U.S. EPA wants to reconsider the permits it issued for a major coal-fired power project in New Mexico, a bid that environmentalists say signals a bleak future for coal plant proposals under the Obama administration.

EPA's Environmental Appeals Board is weighing an agency request to rethink permits for the Desert Rock Energy Facility, a 1,500-megawatt plant planned for Navajo Nation land about 25 miles southwest of Farmington, N.M.

EPA told the board yesterday that the agency wanted to address several issues, including soot emissions, possible effects on endangered species and concerns about pollution-control technologies.

Environmentalists see the request as an opportunity for EPA to address legal and scientific concerns they contend were overlooked by the Bush administration, which granted the permit last July.

The facility would be the area's third power plant, joining the 2,040-megawatt Four Corners plant and the 1,800-megawatt San Juan Generating Station. Critics warn that the plant could emit hundreds of millions of tons of greenhouse gases over its lifespan, as well as pollutants that are already regulated under the Clean Air Act.

"I think that this underscores that coal plants are a bad investment and that they face significant hurdles in being built, especially under the new administration," said Nick Persampieri, an Earthjustice attorney for groups that oppose the project. "We really think this sends a signal to developers that they ought to be pushing renewable energy projects, and the Desert Rock site is well-suited for development of solar resources as well as wind."

Sithe Global Power LLC first proposed the Navajo Nation plant in 2004, only to have it stalled by permitting delays and legal battles. In January, EPA withdrew the carbon dioxide portion of its final permit for the project, saying its decision not to regulate the greenhouse gas under the Bush administration needed additional justification. The comment period on the CO2 portion of the permit ended recently, but a decision to remand the rest of the permit to EPA would mean even further delays.

Darrin Swartz-Larson, a spokesman for the EPA Region 9 office in San Francisco, said it was unclear when the appeals board would review the motion.

Jeff Holmstead, an industry attorney whose firm represents the Desert Rock developers, criticized EPA for attempting to change its policies retroactively.

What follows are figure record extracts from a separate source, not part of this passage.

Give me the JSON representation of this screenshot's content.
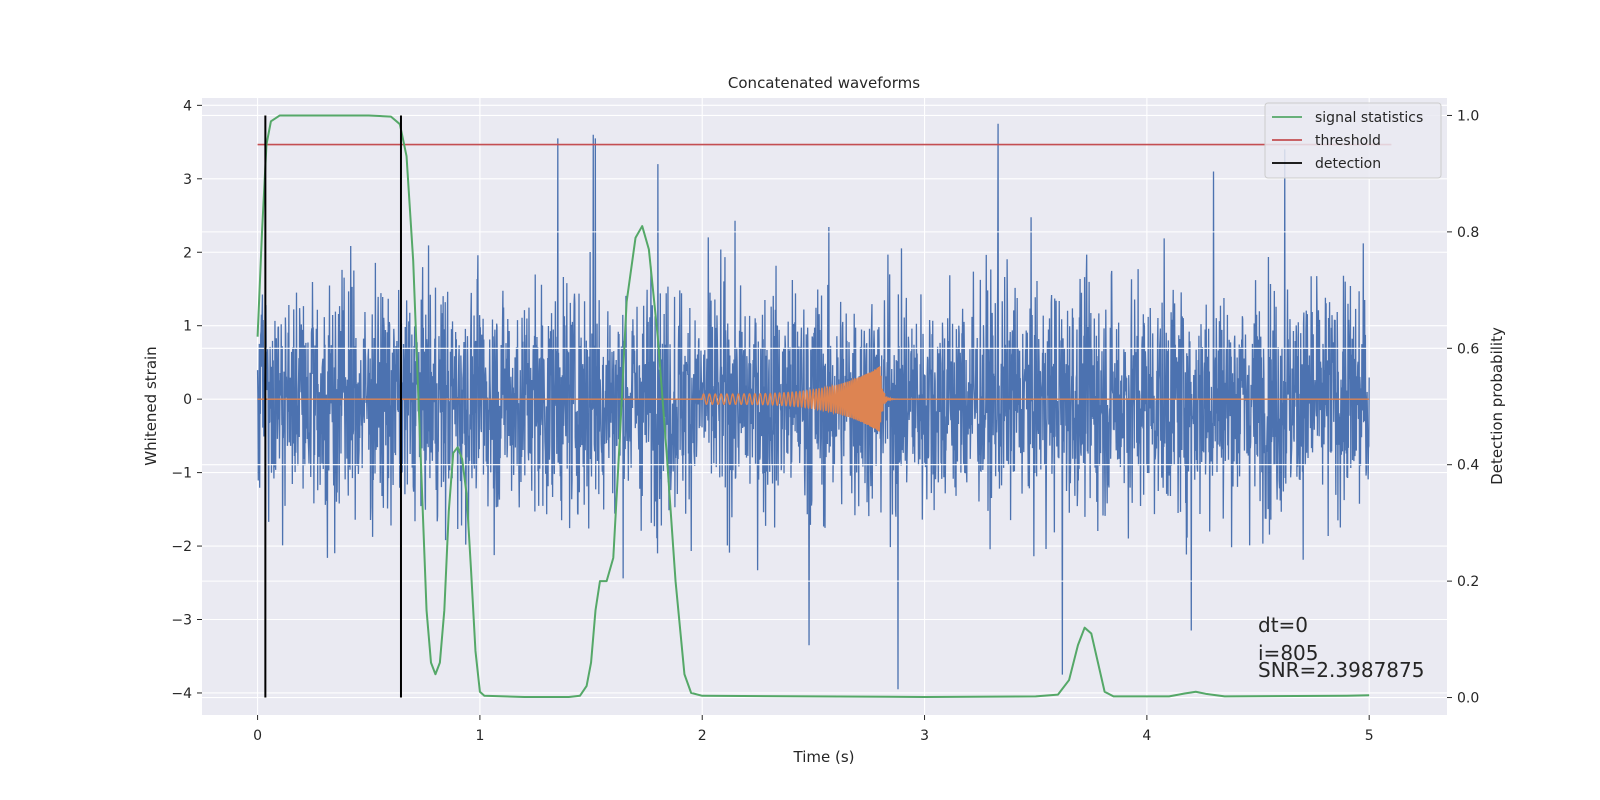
{
  "chart_data": {
    "type": "line",
    "title": "Concatenated waveforms",
    "xlabel": "Time (s)",
    "ylabel": "Whitened strain",
    "y2label": "Detection probability",
    "xlim": [
      -0.25,
      5.35
    ],
    "ylim": [
      -4.3,
      4.1
    ],
    "y2lim": [
      -0.03,
      1.03
    ],
    "x_ticks": [
      0,
      1,
      2,
      3,
      4,
      5
    ],
    "x_tick_labels": [
      "0",
      "1",
      "2",
      "3",
      "4",
      "5"
    ],
    "y_ticks": [
      -4,
      -3,
      -2,
      -1,
      0,
      1,
      2,
      3,
      4
    ],
    "y_tick_labels": [
      "−4",
      "−3",
      "−2",
      "−1",
      "0",
      "1",
      "2",
      "3",
      "4"
    ],
    "y2_ticks": [
      0.0,
      0.2,
      0.4,
      0.6,
      0.8,
      1.0
    ],
    "y2_tick_labels": [
      "0.0",
      "0.2",
      "0.4",
      "0.6",
      "0.8",
      "1.0"
    ],
    "grid": true,
    "legend_position": "top-right",
    "series": [
      {
        "role": "whitened-strain",
        "color": "#4c72b0",
        "axis": "left",
        "x_range": [
          0,
          5
        ],
        "typical_amplitude": 1.8,
        "peak_values": [
          {
            "x": 1.35,
            "y": 3.55
          },
          {
            "x": 1.51,
            "y": 3.6
          },
          {
            "x": 1.52,
            "y": 3.55
          },
          {
            "x": 1.8,
            "y": 3.2
          },
          {
            "x": 2.88,
            "y": -3.95
          },
          {
            "x": 2.48,
            "y": -3.35
          },
          {
            "x": 3.33,
            "y": 3.75
          },
          {
            "x": 3.62,
            "y": -3.75
          },
          {
            "x": 4.2,
            "y": -3.15
          },
          {
            "x": 4.62,
            "y": 3.4
          },
          {
            "x": 4.3,
            "y": 3.1
          }
        ]
      },
      {
        "role": "injected-waveform",
        "color": "#dd8452",
        "axis": "left",
        "chirp_start": 2.0,
        "chirp_end": 2.8,
        "start_amplitude": 0.07,
        "peak_amplitude": 0.45
      },
      {
        "name": "signal statistics",
        "color": "#55a868",
        "axis": "right",
        "points": [
          [
            0.0,
            0.62
          ],
          [
            0.02,
            0.8
          ],
          [
            0.04,
            0.95
          ],
          [
            0.06,
            0.99
          ],
          [
            0.1,
            1.0
          ],
          [
            0.3,
            1.0
          ],
          [
            0.5,
            1.0
          ],
          [
            0.6,
            0.998
          ],
          [
            0.64,
            0.985
          ],
          [
            0.67,
            0.93
          ],
          [
            0.7,
            0.75
          ],
          [
            0.73,
            0.45
          ],
          [
            0.76,
            0.15
          ],
          [
            0.78,
            0.06
          ],
          [
            0.8,
            0.04
          ],
          [
            0.82,
            0.06
          ],
          [
            0.84,
            0.15
          ],
          [
            0.86,
            0.32
          ],
          [
            0.88,
            0.42
          ],
          [
            0.9,
            0.43
          ],
          [
            0.92,
            0.41
          ],
          [
            0.94,
            0.35
          ],
          [
            0.96,
            0.22
          ],
          [
            0.98,
            0.08
          ],
          [
            1.0,
            0.01
          ],
          [
            1.02,
            0.003
          ],
          [
            1.2,
            0.001
          ],
          [
            1.4,
            0.001
          ],
          [
            1.45,
            0.003
          ],
          [
            1.48,
            0.02
          ],
          [
            1.5,
            0.06
          ],
          [
            1.52,
            0.15
          ],
          [
            1.54,
            0.2
          ],
          [
            1.57,
            0.2
          ],
          [
            1.6,
            0.24
          ],
          [
            1.63,
            0.45
          ],
          [
            1.66,
            0.68
          ],
          [
            1.7,
            0.79
          ],
          [
            1.73,
            0.81
          ],
          [
            1.76,
            0.77
          ],
          [
            1.8,
            0.62
          ],
          [
            1.84,
            0.42
          ],
          [
            1.88,
            0.2
          ],
          [
            1.92,
            0.04
          ],
          [
            1.95,
            0.008
          ],
          [
            2.0,
            0.003
          ],
          [
            2.5,
            0.002
          ],
          [
            3.0,
            0.001
          ],
          [
            3.5,
            0.002
          ],
          [
            3.6,
            0.005
          ],
          [
            3.65,
            0.03
          ],
          [
            3.69,
            0.09
          ],
          [
            3.72,
            0.12
          ],
          [
            3.75,
            0.11
          ],
          [
            3.78,
            0.06
          ],
          [
            3.81,
            0.01
          ],
          [
            3.85,
            0.002
          ],
          [
            4.1,
            0.002
          ],
          [
            4.17,
            0.007
          ],
          [
            4.22,
            0.01
          ],
          [
            4.27,
            0.006
          ],
          [
            4.35,
            0.002
          ],
          [
            4.9,
            0.003
          ],
          [
            5.0,
            0.004
          ]
        ]
      },
      {
        "name": "threshold",
        "color": "#c44e52",
        "axis": "right",
        "value": 0.95,
        "x_range": [
          0,
          5.1
        ]
      },
      {
        "name": "detection",
        "color": "#000000",
        "axis": "right",
        "x_values": [
          0.035,
          0.645
        ],
        "y_range": [
          0.0,
          1.0
        ]
      }
    ],
    "annotations": [
      "dt=0",
      "i=805",
      "SNR=2.3987875"
    ]
  }
}
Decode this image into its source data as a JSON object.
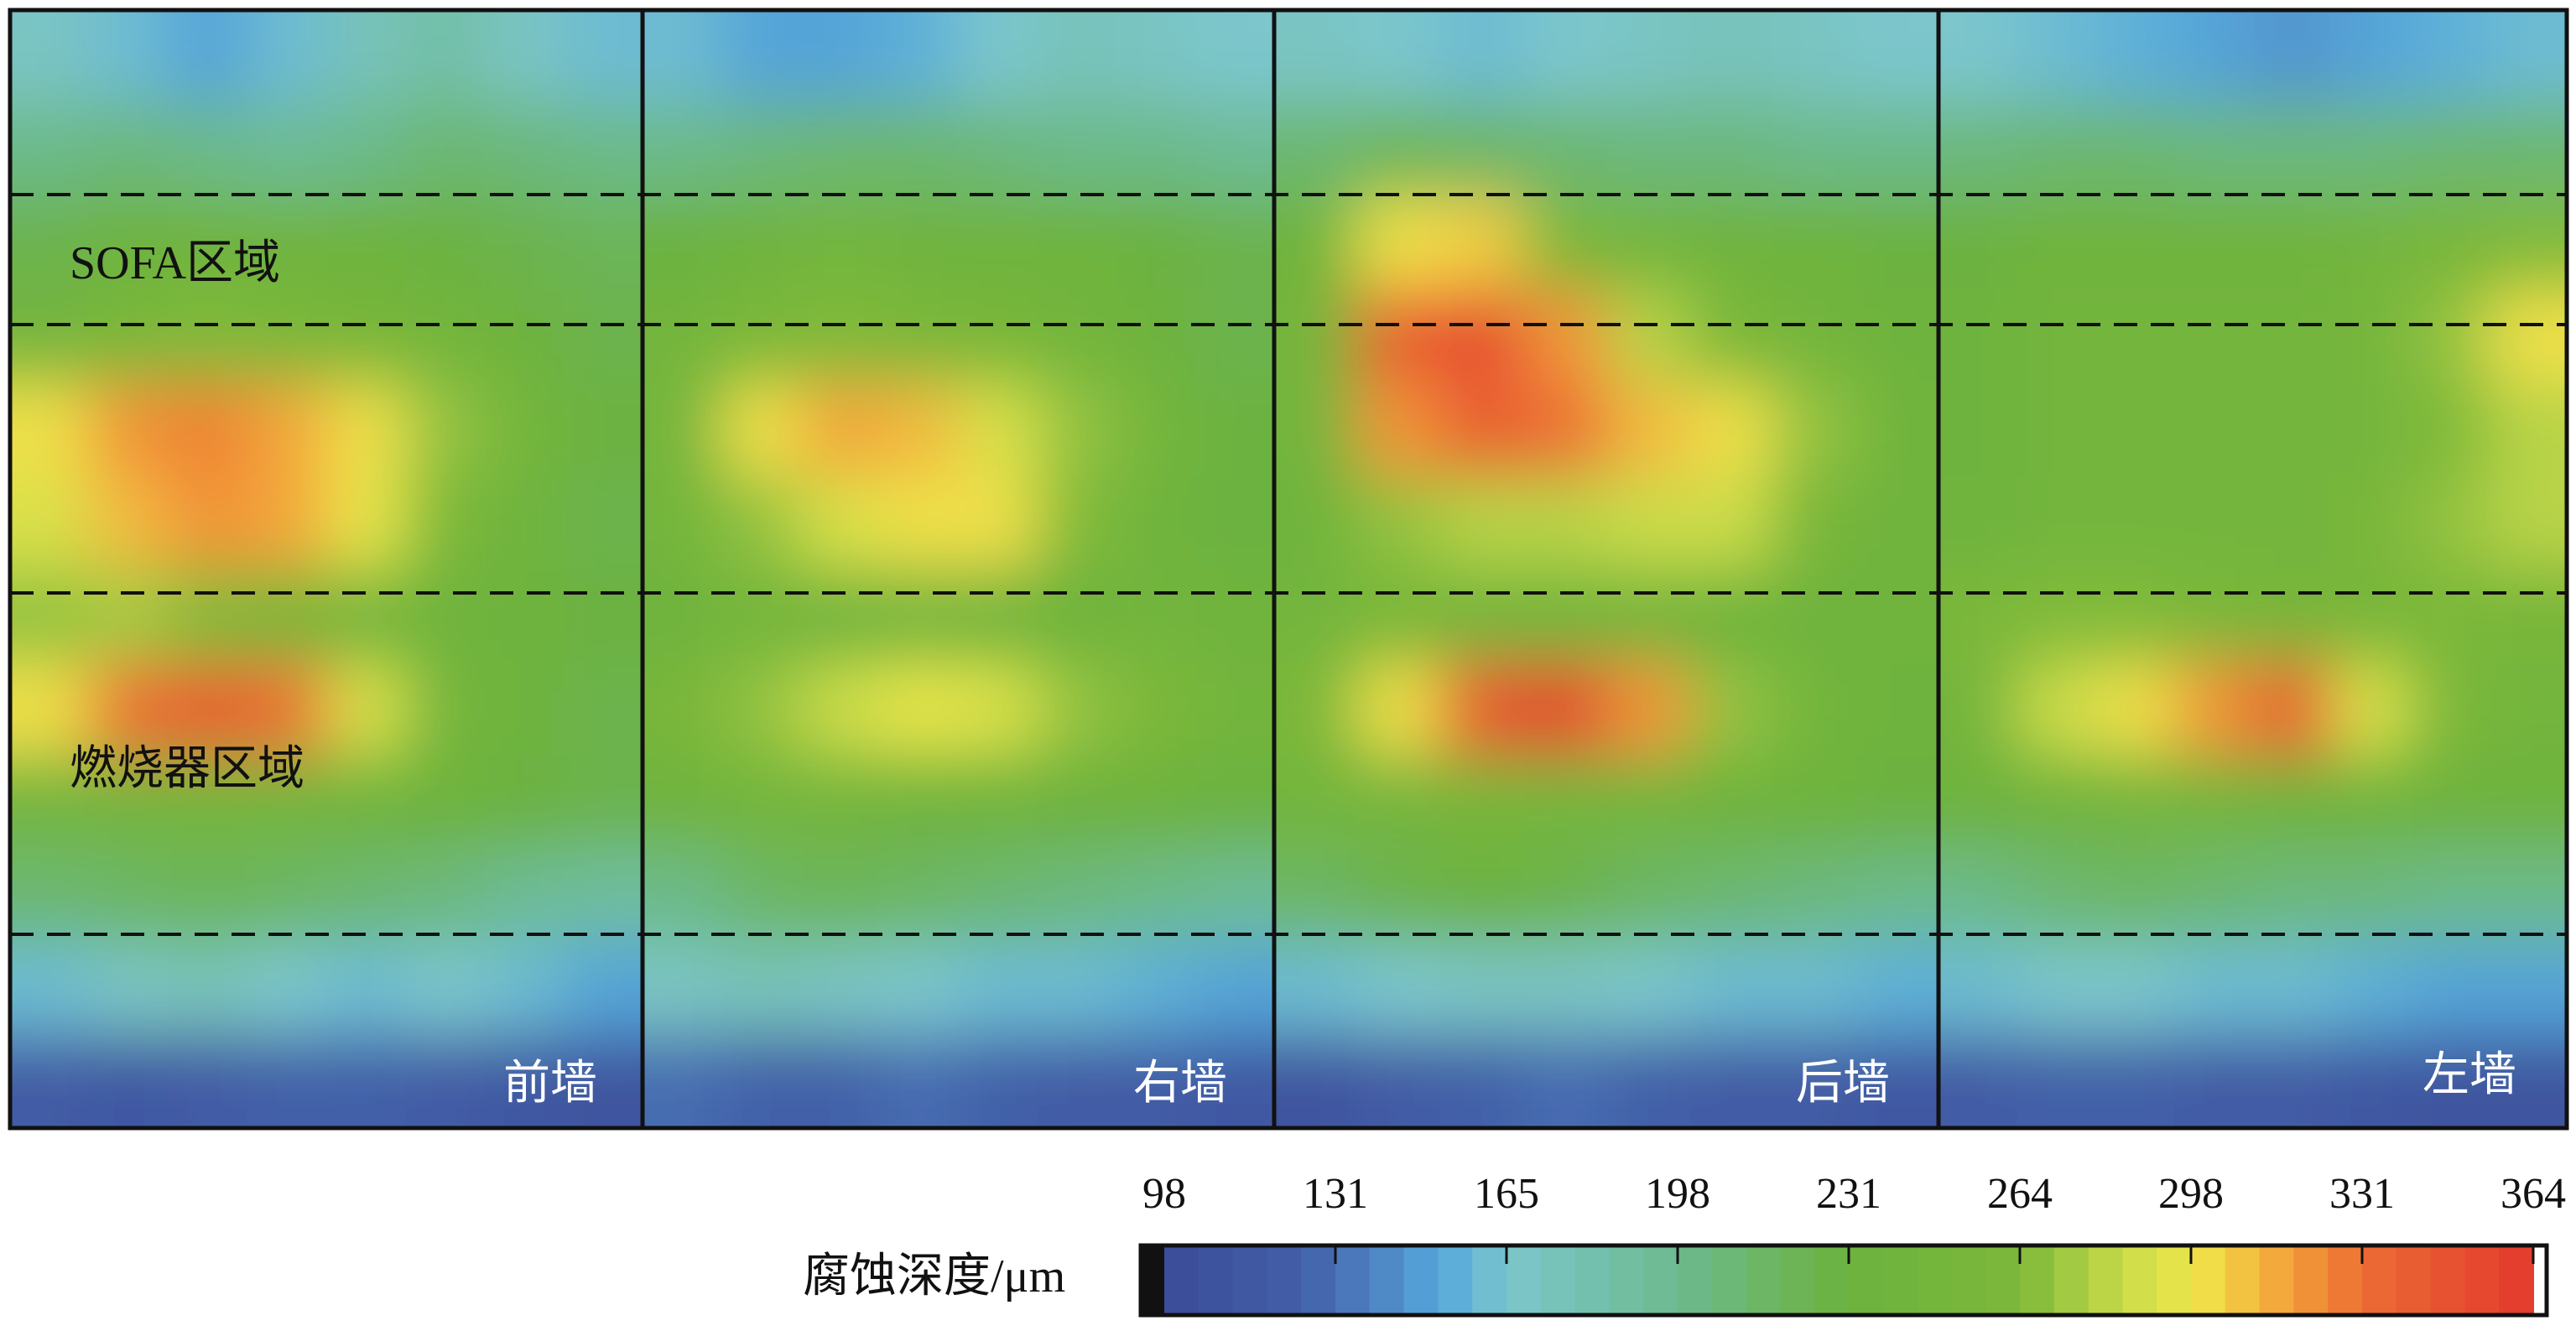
{
  "chart_data": {
    "type": "heatmap",
    "title": "",
    "colorbar": {
      "label": "腐蚀深度/μm",
      "ticks": [
        "98",
        "131",
        "165",
        "198",
        "231",
        "264",
        "298",
        "331",
        "364"
      ],
      "range": [
        98,
        364
      ],
      "colors": [
        {
          "v": 98,
          "c": "#3b4c98"
        },
        {
          "v": 125,
          "c": "#4360a8"
        },
        {
          "v": 140,
          "c": "#4f86c4"
        },
        {
          "v": 152,
          "c": "#55aadc"
        },
        {
          "v": 165,
          "c": "#7cc6cc"
        },
        {
          "v": 198,
          "c": "#6cba8e"
        },
        {
          "v": 231,
          "c": "#6cb23e"
        },
        {
          "v": 264,
          "c": "#7cb83a"
        },
        {
          "v": 285,
          "c": "#cbdc4a"
        },
        {
          "v": 298,
          "c": "#efe84a"
        },
        {
          "v": 315,
          "c": "#f3a63a"
        },
        {
          "v": 331,
          "c": "#ec6c34"
        },
        {
          "v": 364,
          "c": "#e2392d"
        }
      ]
    },
    "zones": [
      {
        "label": "SOFA区域"
      },
      {
        "label": "燃烧器区域"
      }
    ],
    "walls": [
      {
        "label": "前墙",
        "grid": [
          [
            170,
            160,
            150,
            160,
            175,
            185,
            170,
            160
          ],
          [
            200,
            205,
            200,
            195,
            200,
            210,
            205,
            200
          ],
          [
            225,
            235,
            240,
            240,
            235,
            230,
            225,
            220
          ],
          [
            250,
            260,
            265,
            260,
            255,
            245,
            235,
            225
          ],
          [
            300,
            320,
            325,
            315,
            300,
            270,
            245,
            230
          ],
          [
            290,
            310,
            320,
            315,
            295,
            260,
            240,
            225
          ],
          [
            270,
            275,
            265,
            255,
            250,
            240,
            235,
            230
          ],
          [
            300,
            330,
            340,
            330,
            290,
            250,
            235,
            225
          ],
          [
            245,
            250,
            250,
            245,
            240,
            235,
            230,
            225
          ],
          [
            210,
            215,
            220,
            215,
            210,
            205,
            195,
            190
          ],
          [
            160,
            170,
            175,
            165,
            160,
            165,
            160,
            150
          ],
          [
            120,
            115,
            120,
            125,
            125,
            120,
            115,
            110
          ]
        ]
      },
      {
        "label": "右墙",
        "grid": [
          [
            160,
            150,
            150,
            155,
            165,
            175,
            170,
            165
          ],
          [
            200,
            205,
            210,
            210,
            205,
            200,
            200,
            195
          ],
          [
            230,
            240,
            245,
            240,
            240,
            235,
            230,
            225
          ],
          [
            245,
            260,
            265,
            260,
            255,
            245,
            235,
            225
          ],
          [
            250,
            300,
            315,
            310,
            290,
            270,
            245,
            230
          ],
          [
            245,
            270,
            290,
            300,
            300,
            265,
            240,
            230
          ],
          [
            240,
            250,
            240,
            245,
            240,
            235,
            245,
            240
          ],
          [
            255,
            270,
            285,
            295,
            290,
            270,
            260,
            245
          ],
          [
            240,
            245,
            245,
            240,
            240,
            235,
            235,
            230
          ],
          [
            200,
            215,
            220,
            215,
            210,
            205,
            200,
            195
          ],
          [
            170,
            175,
            170,
            165,
            160,
            160,
            155,
            150
          ],
          [
            130,
            125,
            125,
            130,
            125,
            120,
            120,
            115
          ]
        ]
      },
      {
        "label": "后墙",
        "grid": [
          [
            170,
            165,
            160,
            165,
            170,
            175,
            170,
            165
          ],
          [
            210,
            220,
            215,
            210,
            205,
            205,
            200,
            200
          ],
          [
            240,
            300,
            305,
            260,
            245,
            240,
            235,
            230
          ],
          [
            250,
            340,
            350,
            320,
            280,
            260,
            245,
            235
          ],
          [
            245,
            320,
            340,
            330,
            310,
            300,
            270,
            240
          ],
          [
            240,
            270,
            280,
            280,
            285,
            285,
            255,
            240
          ],
          [
            245,
            255,
            250,
            245,
            245,
            240,
            240,
            240
          ],
          [
            260,
            300,
            345,
            355,
            320,
            270,
            245,
            235
          ],
          [
            245,
            250,
            255,
            250,
            245,
            240,
            235,
            230
          ],
          [
            215,
            225,
            230,
            225,
            215,
            210,
            205,
            200
          ],
          [
            160,
            165,
            170,
            170,
            165,
            160,
            160,
            155
          ],
          [
            110,
            120,
            125,
            130,
            125,
            120,
            120,
            115
          ]
        ]
      },
      {
        "label": "左墙",
        "grid": [
          [
            165,
            160,
            155,
            150,
            145,
            150,
            155,
            160
          ],
          [
            205,
            210,
            210,
            205,
            205,
            205,
            210,
            210
          ],
          [
            230,
            240,
            240,
            240,
            240,
            245,
            255,
            265
          ],
          [
            235,
            245,
            245,
            245,
            245,
            250,
            270,
            300
          ],
          [
            235,
            245,
            245,
            245,
            245,
            250,
            265,
            280
          ],
          [
            240,
            245,
            245,
            245,
            245,
            255,
            270,
            280
          ],
          [
            260,
            265,
            265,
            260,
            255,
            255,
            260,
            255
          ],
          [
            250,
            285,
            300,
            320,
            340,
            290,
            260,
            245
          ],
          [
            235,
            240,
            245,
            245,
            240,
            240,
            235,
            235
          ],
          [
            200,
            210,
            215,
            210,
            205,
            205,
            200,
            200
          ],
          [
            160,
            165,
            165,
            160,
            160,
            155,
            150,
            150
          ],
          [
            120,
            125,
            125,
            120,
            120,
            115,
            110,
            110
          ]
        ]
      }
    ]
  }
}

"This permit application was submitted almost five years ago," Holmstead said. "Under the law, the agency was supposed to make a decision on the permit within one year, but the permitting process dragged on for several years as the company and the Navajo Nation tried to address everyone's concerns."

He added, "Finally, EPA issued a permit -- the most stringent of any such permit in the country. We are well into the appeals process, and now EPA wants the Navajo Nation and its partners to go back and start over again under different rules."

Navajo Nation President Joe Shirley Jr. also expressed disappointment that EPA's request could further stall development plans. Developers estimate that the plant would bring in more than $50 million annually for the Navajo Nation.

"This isn't just about energy," Shirley said. "This is about sovereignty. ... This is about the Navajo Nation regaining its independence by developing the financial wherewithal to take care of its own problems."

But Vickie Patton, a senior attorney at the Environmental Defense Fund, disputed the notion that coal-fired energy was the region's only available path to economic growth.

"This area has world-class renewable and clean-energy resources -- virtually unparalleled," Patton said. "And there's a pivotal opportunity for economic revitalization in an area where it is urgently needed and where it could be achieved through clean energy solutions that will be deployed on the ground faster and cheaper."